In 2007, they moved to Portland to attend Reed College, where the math and art classes were scheduled at the same time. They settled on linguistics—math and art are both languages, after all. They never finished a degree (which hasn’t kept them from regularly lecturing at universities today) but held onto that linguistic lens.
O’Neal likes to layer seemingly unrelated schools of thought that share a name. For example: constructivism, the early-twentieth-century artistic movement that reflected society by making art from found objects and modern technologies, and constructivist mathematics, a philosophy that doesn’t rely on classical theoretical proofs to show something exists.
“It seems like such a simple ruse, right?” O’Neal says. “To be like, ‘This word is used in this context, and also in this context.’” But it’s proven effective at forging new relationships, or “interfaces,” as the artist likes to call these experimental pairings.
O’Neal was awarded a research fellowship at Princeton University to investigate links between the two constructivisms. The pallet sculpture mentioned above, Program for fireback with sacrificial anode, came out of that research. “Conceptually, it’s anchored in [trying to] visualize a computer program,” they told me. “Computers are very literal machines. They need to be told how to build something.”

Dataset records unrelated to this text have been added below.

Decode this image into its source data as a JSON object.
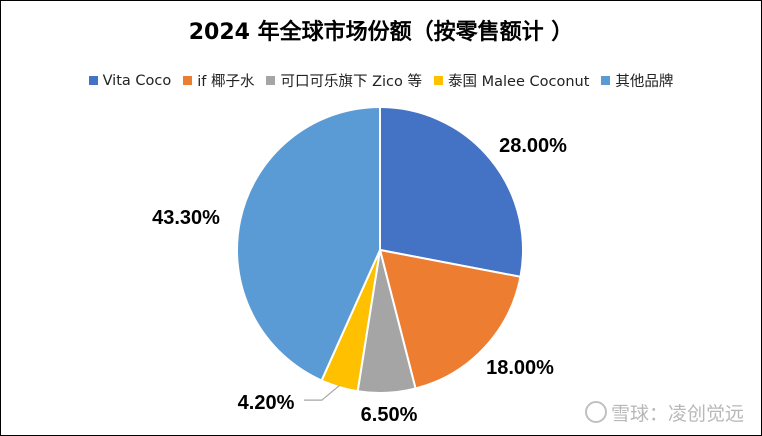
{
  "chart_data": {
    "type": "pie",
    "title": "2024 年全球市场份额（按零售额计 ）",
    "slices": [
      {
        "label": "Vita Coco",
        "value": 28.0,
        "display": "28.00%",
        "color": "#4472C4"
      },
      {
        "label": "if 椰子水",
        "value": 18.0,
        "display": "18.00%",
        "color": "#ED7D31"
      },
      {
        "label": "可口可乐旗下 Zico 等",
        "value": 6.5,
        "display": "6.50%",
        "color": "#A5A5A5"
      },
      {
        "label": "泰国 Malee Coconut",
        "value": 4.2,
        "display": "4.20%",
        "color": "#FFC000"
      },
      {
        "label": "其他品牌",
        "value": 43.3,
        "display": "43.30%",
        "color": "#5B9BD5"
      }
    ],
    "legend_position": "top"
  },
  "watermark": {
    "text": "雪球：凌创觉远"
  }
}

Materially, the sculpture pulls from marine engineering (a sacrificial anode is a type of alloy that protects ships from saltwater erosion) and fireplace hardware (a fireback is a plate used to radiate heat). While not entirely literal, the sculpture physically and metaphorically maps a computer program, and it uses found objects and modern technologies to do so: constructivism squared.
O’Neal also likes to style their artist statements after mathematical proofs, which they call “a special form of literature.” It’s a rigid, narrative argument. O’Neal thinks of them as poems, interpretable and evocative. This reframing is an attempt, they say, at “disabusing math of belonging only to the realm of cold rationality.”
There are loads of rabbit holes to fall into. But to take the works’ precise, laser-cut aesthetic to mean they are making a specific point is to remove O’Neal’s artistry. No matter who you are and how much homework you do, O’Neal says, you can “walk into the gallery and not know what the fuck you’re looking at.” That’s no mistake. You don’t have to engage with or even fully comprehend their viewpoint. Instead, the works are a study of interface itself, with innumerable entry points, something you can use to look at the relationship
between objects—perhaps people—in the world.